韩柳氏点点头,眼中闪过一丝坚定:“是啊,有机会得多准备些,大不了把那棵老人参卖了应该能得不少银子,到时候就可以置办家当。不过到了后差不多就开春了,冷不了多久了吧,只要一家人在一起,这个寒冬咱们肯定能熬过去。”
她顿了顿,轻轻摸了摸脸上的刺青。这刺青是她曾经的屈辱,也是她心中挥之不去的阴影。但很快又振作起来说道:“听说营州那边查得不严,而且还有去除刺青的药。等咱们安顿下来,我们就去找找看,说不定真能把这刺青去掉。”
林夕看着母亲坚毅的神情,心中也稍稍安定了一些。
另一边,韩守信带着两个儿子在附近寻找野味。他们蹑手蹑脚地踩在雪地上,每一步都小心翼翼,生怕惊动了可能藏在雪地下的猎物。突然,一只灰褐色的兔子从灌木丛中一闪而过。
“爹,兔子!”韩元祝压低了声音,语气中难掩兴奋,眼中闪烁着猎物的光芒。
韩守信和韩元庆立刻停下脚步,屏住呼吸,试图悄无声息地靠近那只兔子。然而,兔子似乎早已察觉到了他们的存在,耳朵猛地一竖,后腿一蹬,迅速消失在茫茫雪地中。
“唉,又没捉到。”韩元祝重重地叹了口气。
韩守信看着儿子失落的神情,心中也涌起一阵无奈:“别灰心,咱们没捉兔子的经验,下次再试试。先回去吧,别让你娘她们等急了。”
父子三人默默地往回走,脚步比来时沉重了许多。雪地上留下的脚印似乎也带着遗憾。
回到窝棚时,韩柳氏见他们空手而归,什么也没问,只是默默递上烤热的蒸饼,柔声道:“再吃点东西吧,暖和暖和身子。”

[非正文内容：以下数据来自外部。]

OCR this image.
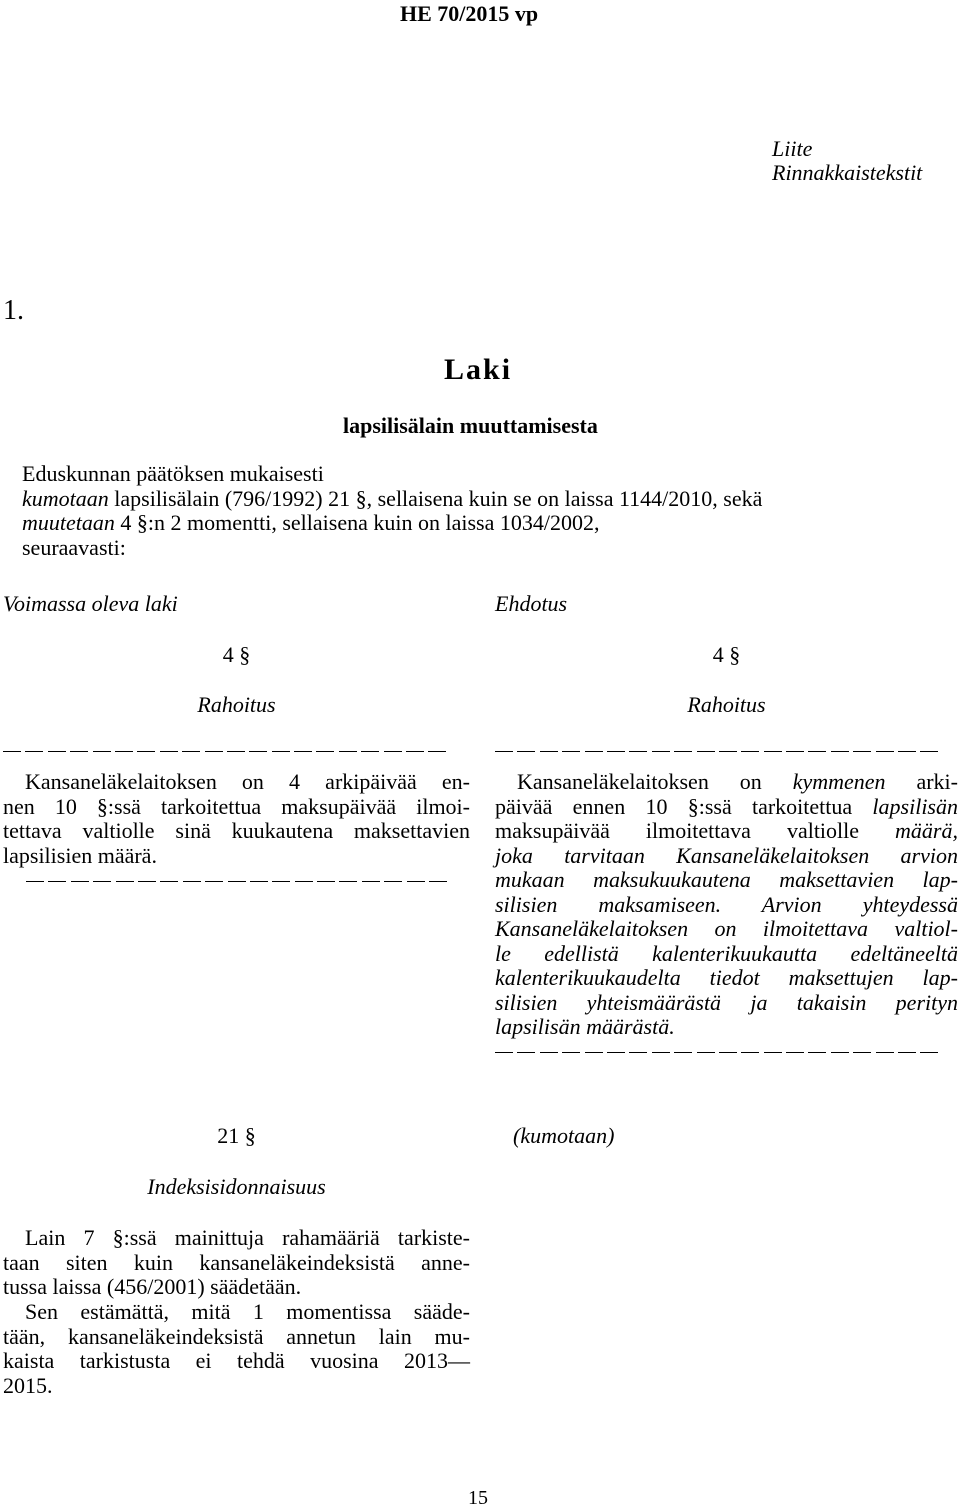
HE 70/2015 vp
Liite
Rinnakkaistekstit
1.
Laki
lapsilisälain muuttamisesta
Eduskunnan päätöksen mukaisesti
kumotaan lapsilisälain (796/1992) 21 §, sellaisena kuin se on laissa 1144/2010, sekä
muutetaan 4 §:n 2 momentti, sellaisena kuin on laissa 1034/2002,
seuraavasti:
Voimassa oleva laki	Ehdotus
4 §
Rahoitus
Kansaneläkelaitoksen on 4 arkipäivää en-
nen 10 §:ssä tarkoitettua maksupäivää ilmoi-
tettava valtiolle sinä kuukautena maksettavien
lapsilisien määrä.
4 §
Rahoitus
Kansaneläkelaitoksen on kymmenen arki-
päivää ennen 10 §:ssä tarkoitettua lapsilisän
maksupäivää ilmoitettava valtiolle määrä,
joka tarvitaan Kansaneläkelaitoksen arvion
mukaan maksukuukautena maksettavien lap-
silisien maksamiseen. Arvion yhteydessä
Kansaneläkelaitoksen on ilmoitettava valtiol-
le edellistä kalenterikuukautta edeltäneeltä
kalenterikuukaudelta tiedot maksettujen lap-
silisien yhteismäärästä ja takaisin perityn
lapsilisän määrästä.
21 §
Indeksisidonnaisuus
Lain 7 §:ssä mainittuja rahamääriä tarkiste-
taan siten kuin kansaneläkeindeksistä anne-
tussa laissa (456/2001) säädetään.
Sen estämättä, mitä 1 momentissa sääde-
tään, kansaneläkeindeksistä annetun lain mu-
kaista tarkistusta ei tehdä vuosina 2013—
2015.
(kumotaan)
15
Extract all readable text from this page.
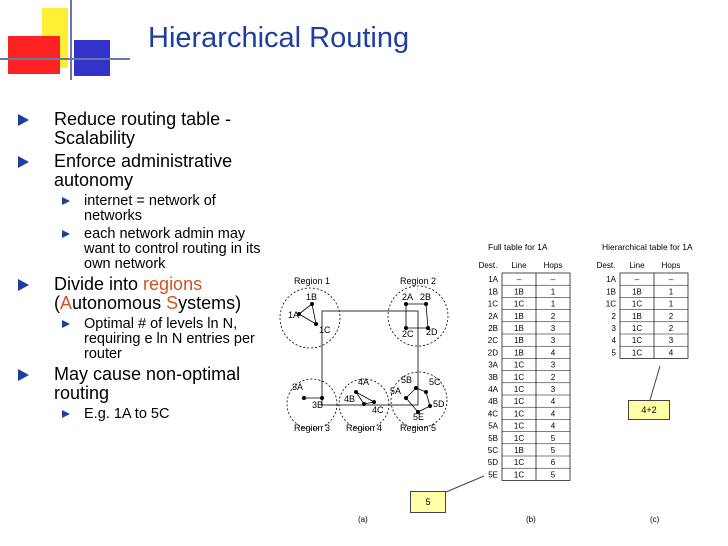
Hierarchical Routing
Reduce routing table - Scalability
Enforce administrative autonomy
internet = network of networks
each network admin may want to control routing in its own network
Divide into regions
(Autonomous Systems)
Optimal # of levels ln N, requiring e ln N entries per router
May cause non-optimal routing
E.g. 1A to 5C
Region 1	Region 2
Region 3 Region 4 Region 5
1A
1B
1C
2A 2B
2C 2D
3A
3B
4A
4B
4C
5A
5B 5C
5D
5E
Full table for 1A	Hierarchical table for 1A
Dest. Line Hops
1A –	–
1B 1B	1
1C 1C	1
2A 1B	2
2B 1B	3
2C 1B	3
2D 1B	4
3A 1C	3
3B 1C	2
4A 1C	3
4B 1C	4
4C 1C	4
5A 1C	4
5B 1C	5
5C 1B	5
5D 1C	6
5E 1C	5
Dest. Line Hops
1A –	–
1B 1B	1
1C 1C	1
2 1B	2
3 1C	2
4 1C	3
5 1C	4
(a)	(b)	(c)
5
4+2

韩守信摇了摇头,语气坚定:“留着吧,路上再慢慢吃。”韩元庆和韩元祝也都没动蒸饼,眼神中满是忧虑和自责。
韩元庆低着头,目光落在雪地上,脑海中不断回放着那只兔子逃脱的瞬间,心中满是懊悔。韩元祝则时不时抬头望向远方,眉头紧锁,仿佛在思索如何才能在下一次捕捉到猎物。
片刻沉默后,韩守信站起身,拍了拍身上的雪,语气坚定却带着一丝疲惫:“走吧,咱们继续赶路。营州还远着呢,不能耽搁。”
一家人灭了火,收拾好行装,重新踏上了前往北方的路。半路上,林夕突然停下脚步,低声喊道:“爹,你看!”顺着她手指的方向,一只野鸡正悠闲地在雪地上踱步,羽毛在阳光下泛着微微的光泽。
全家人立刻屏住呼吸,悄无声息地围了上去。韩守信示意大家分散开来,试图从不同方向包抄。韩元庆和韩元祝兄弟俩蹑手蹑脚地绕到野鸡的侧面,眼中闪烁着兴奋的光芒。
然而,野鸡似乎察觉到了危险,耳朵一竖,突然扑腾着翅膀飞了起来。韩元祝猛地扑了过去,双手在空中挥舞,却只抓到了一把冰冷的空气。野鸡“咯咯”叫着,迅速消失在远处的灌木丛中。